The pilot let out his breath. “We don’t know when we are. Where, that’s certain … the AI established a fix on our coordinates before we crashed. Tennessee, Cumberland Plateau, Center Hill Lake … the numbers are safely stored away. And judging from what we’ve seen so far, we’re in the late twentieth. Probably in the 1990s, but …”
“What year?”
“Can’t tell you that.” Metz shook his head. “That’s the problem. Primary telemetry grid is down, so we can’t pull in outside feed. No way to lock onto the local net. I might have been able to get a lock before we crashed, but I didn’t have to chance to …”
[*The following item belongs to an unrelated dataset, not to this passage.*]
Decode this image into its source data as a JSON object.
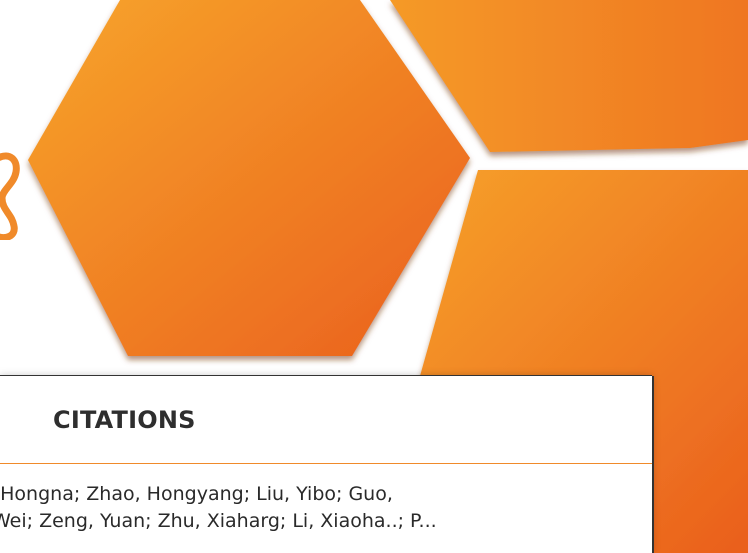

“I understand.” Under the circumstances, Vasili had done the best he could just to get them safely to the ground. However, lacking a precise fix on when they were, Oberon’s AI was unable to accurately plot a CTC return trajectory. This was something that couldn’t be guesstimated; the AI had to know exactly when and where in chronospace the timeship now existed. Spatial coordinates were estimated, but temporal weren’t; the most vital factor of the four-dimensional equation was missing.
“Sorry, Franc.” For once, Metz had put his arrogance in a drawer. “I wish I could give you better news, but …”
“Any idea what caused this? The paradox … the anomaly, I mean …”
“Lea’s still working on it. You might want to check with her.” Then he turned back to his console and didn’t look up again until Franc left the control room.
He found Lea at the library, running through the footage their divots had captured from the Hindenburg. Like Franc, she had taken a few minutes in the replication cell to change her appearance back to normal; her long black hair was pulled back in a ponytail that fell over her broad shoulders as she braced herself against the pedestal. She didn’t look up when he entered the compartment.